Longs bravos ; les savants formant leurs bataillons
Contemplent les herbiers et les échantillons,
Le mandarin admire, et le bourgeois dit : Qu’est-ce ?
On fait queue au musée à voir ouvrir la caisse,
Les deux chambres, que chauffe un rapport érudit,
Accordent au jardin des plantes un crédit
Pour élargir l’endroit où l’on met la genèse ;
Et l’institut — pendant que, tout frémissant d’aise,
Paris en foule court voir le tapir manger, —
Harangue au pont des Arts le fossile étranger.
Mais quand le penseur, vaste et noir missionnaire,
Arrive du pays du rêve et du tonnerre,
Et revient du mystère où planent les esprit,
Rapportant, aussi lui, ce qu’à l’ombre il a pris,
Farouche, et dans sa main, de rayons inondée,
Tenant le fait chimère ou bien le monstre idée,
Déployant la splendeur d’un progrès factieux,
Quelque nouveauté sainte ayant l’odeur des cieux
Qui va faire, profonde et pure découverte,
L’homme heureux, et l’envie, hélas, encor plus verte ;
Offrant la douleur morte ou l’espace annulé ;
Montrant des visions la formidable clé ;
Malheur à ce trouveur et malheur à ce mage !

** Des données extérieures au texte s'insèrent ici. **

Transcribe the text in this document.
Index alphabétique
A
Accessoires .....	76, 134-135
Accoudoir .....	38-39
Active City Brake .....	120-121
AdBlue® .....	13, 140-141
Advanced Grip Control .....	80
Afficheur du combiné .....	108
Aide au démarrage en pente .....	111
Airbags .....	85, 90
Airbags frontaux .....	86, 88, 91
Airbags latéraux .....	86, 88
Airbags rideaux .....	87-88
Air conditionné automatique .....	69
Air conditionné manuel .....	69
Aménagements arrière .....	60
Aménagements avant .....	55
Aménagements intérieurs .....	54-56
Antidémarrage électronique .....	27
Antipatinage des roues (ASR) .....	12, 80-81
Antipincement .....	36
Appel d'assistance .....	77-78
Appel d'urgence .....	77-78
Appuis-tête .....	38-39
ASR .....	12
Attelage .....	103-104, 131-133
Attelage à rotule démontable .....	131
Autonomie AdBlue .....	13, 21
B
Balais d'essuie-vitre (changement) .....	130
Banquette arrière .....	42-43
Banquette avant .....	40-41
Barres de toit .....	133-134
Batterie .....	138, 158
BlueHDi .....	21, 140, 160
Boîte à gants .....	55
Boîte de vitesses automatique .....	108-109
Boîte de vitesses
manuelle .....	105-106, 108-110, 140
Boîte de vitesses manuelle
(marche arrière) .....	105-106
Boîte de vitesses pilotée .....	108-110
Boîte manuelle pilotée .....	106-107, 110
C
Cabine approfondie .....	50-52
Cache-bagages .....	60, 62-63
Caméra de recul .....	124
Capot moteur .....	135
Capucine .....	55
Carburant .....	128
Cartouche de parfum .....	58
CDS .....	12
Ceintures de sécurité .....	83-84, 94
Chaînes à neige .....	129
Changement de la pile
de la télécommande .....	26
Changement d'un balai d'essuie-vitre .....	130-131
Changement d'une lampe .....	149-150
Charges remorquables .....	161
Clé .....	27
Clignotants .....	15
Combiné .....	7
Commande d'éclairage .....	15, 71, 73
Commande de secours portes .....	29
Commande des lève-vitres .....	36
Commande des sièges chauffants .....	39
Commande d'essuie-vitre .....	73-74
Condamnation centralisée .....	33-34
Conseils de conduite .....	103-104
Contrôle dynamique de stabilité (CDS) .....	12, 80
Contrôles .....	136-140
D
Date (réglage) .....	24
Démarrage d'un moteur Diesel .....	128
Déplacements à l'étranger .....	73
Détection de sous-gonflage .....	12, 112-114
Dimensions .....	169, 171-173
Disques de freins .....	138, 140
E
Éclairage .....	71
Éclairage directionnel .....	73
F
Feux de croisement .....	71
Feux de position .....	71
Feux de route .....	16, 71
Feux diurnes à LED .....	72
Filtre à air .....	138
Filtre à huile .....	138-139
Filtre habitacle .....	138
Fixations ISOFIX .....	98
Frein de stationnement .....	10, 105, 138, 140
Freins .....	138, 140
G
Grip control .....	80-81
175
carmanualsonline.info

Que Gall ait du cerveau vu sur le front l’image,
Que dans quelque insondable abîme le même air
Qui soulevait Élie ait emporté Mesmer,
Malheur ! Papin en France ou Galilée à Rome,
Quel que soit le prodige, hélas, quel que soit l’homme,
Quel que soit le bienfait, quel que soit l’ouvrier,
Qu’il se nomme Jackson, qu’il se nomme Fourier,
Malheur ! huée, affronts, et clameurs triomphantes ;
Tous se jettent sur lui ; les uns, les sycophantes,
Au nom des livres saints, védas ou rituels ;
Les autres, les douteurs, bourreaux spirituels,
Parfois railleurs profonds, comme Swift et Voltaire,
Au nom du vieux bon sens, bouche pleine de terre.